My Old Guard are able to remain in line as the British Cavalry seems reluctant to charge. Matt experiences a rather disastrous series of command checks for his Generals who seem intent on holding rather than doing anything useful.

Nonetheless my right flank Old Guard Chasseurs are now only one hit away from dispersing and I pull them back to reorder.

The Middle Guard arrive, while the British Light Cavalry Brigade has got itself lost somewhere and is nowhere to be seen.

In the centre, the Old Guard Chasseurs attempt to charge the British Guards, who have been formed in square to ward off the Polish lancers much of the battle. However artillery fire and a volley from the British sees the Chasseurs failing to charge home. 

The Middle Guard advance onto the central ridge and pour musketry into another British unit which breaks, as does another British unit under fire from the heroic Guard Horse Artillery.

Horse Grenadiers and Empress Dragoons face Scotts Greys and artillery.

In one of those "you wouldn't do this if it was a campaign" moments, the Horse Grenadiers charge the Scots Greys, and the Empress Dragoons fail to charge home on the Artillery. The British Cavalry swans about in front of the Guard infantry taking casualties from musketry and doing nothing useful though covering the reforming British Guards at least...


The Horse Grenadiers force the Scots Greys to retire but are pretty beaten up in return and so they withdraw to reform rather than pursuing. (The Scots Greys wouldn't have had as much sense if they had won of course...)

The Middle Guard have been attempting to advance on the guns on the right, but heavy canister fire forces them to withdraw in a hurry.

The Middle Guard on the ridge have also taken heavy artillery and musket fire as they try and defeat the very resilient British Guards. One of the Middle Guard units breaks under this fire, and the other unit routs also. 

Right then both the Old Guard and Heavy Cavalry Generals are killed by Artillery fire while attempting to reform their troops!  Who knew that sitting around in front of three batteries of guns was such a risky business? Replacements quickly take their place though and the emergency passes. The British are still having disastrous command checks, holding rather than advancing where they have an advantage, and they just miss finishing off the retiring Middle Guard with artillery fire.

And at last the British reach the tipping point.

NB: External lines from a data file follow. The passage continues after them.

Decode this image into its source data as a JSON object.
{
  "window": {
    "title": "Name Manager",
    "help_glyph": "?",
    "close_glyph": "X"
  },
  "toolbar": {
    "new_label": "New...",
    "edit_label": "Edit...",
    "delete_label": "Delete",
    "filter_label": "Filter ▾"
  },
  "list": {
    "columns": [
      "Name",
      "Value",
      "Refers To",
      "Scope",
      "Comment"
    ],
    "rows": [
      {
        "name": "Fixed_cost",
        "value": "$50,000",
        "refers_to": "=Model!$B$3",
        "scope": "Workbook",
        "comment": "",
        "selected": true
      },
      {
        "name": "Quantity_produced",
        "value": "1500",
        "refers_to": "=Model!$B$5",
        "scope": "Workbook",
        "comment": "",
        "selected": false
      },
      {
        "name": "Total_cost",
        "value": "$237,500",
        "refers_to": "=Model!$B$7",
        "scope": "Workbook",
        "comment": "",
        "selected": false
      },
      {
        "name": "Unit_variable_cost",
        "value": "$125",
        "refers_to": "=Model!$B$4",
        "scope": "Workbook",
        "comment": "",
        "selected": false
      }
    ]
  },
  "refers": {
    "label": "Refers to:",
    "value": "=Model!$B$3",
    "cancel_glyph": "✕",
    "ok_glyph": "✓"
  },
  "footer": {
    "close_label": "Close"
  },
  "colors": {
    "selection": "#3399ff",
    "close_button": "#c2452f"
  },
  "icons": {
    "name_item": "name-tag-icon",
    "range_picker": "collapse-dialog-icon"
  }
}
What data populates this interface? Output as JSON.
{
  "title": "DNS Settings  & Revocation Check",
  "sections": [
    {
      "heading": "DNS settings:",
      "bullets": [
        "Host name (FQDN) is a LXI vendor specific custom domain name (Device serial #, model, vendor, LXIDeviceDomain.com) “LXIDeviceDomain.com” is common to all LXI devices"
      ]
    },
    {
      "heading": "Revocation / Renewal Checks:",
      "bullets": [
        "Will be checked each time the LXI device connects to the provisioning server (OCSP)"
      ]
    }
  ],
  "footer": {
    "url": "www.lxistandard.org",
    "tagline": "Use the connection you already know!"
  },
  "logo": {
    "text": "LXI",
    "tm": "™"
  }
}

Their right flank Brigade completely collapses in a cascading series of routs, and a Heavy Cavalry and Guards unit on their left are also overwhelmed by the Old Guard. The British force has had enough and quits the field!

Conclusion

A close run thing. This could have easily gone the other way with just one or two different dice rolls at critical points. The British were also unable to utilise their superior numbers to good effect due to command problems. Indeed their Light Cavalry never showed up at all despite a 50% chance each turn for six turns with a reroll on at least one or two of those turns from the Army Commander.  

I'm still not sold on the Elite rating for the Guard (morale 5 as compared to 4 for veteran), which I'm concerned is too powerful under these rules given the odds ratios it generates. Just how good Elite troops should be is a contentious issue of course. Morale should be hugely important, but I also don't believe in 'supermen' and the Old Guard felt pretty amazing in this game. Not that they did anything unreasonable by historical standards perhaps, but they are just so resilient.  Matt felt they were probably ok though, and as it turned out just one or two different dice rolls would have changed things completely in the last couple of tense turns! We'll have to give them some more testing.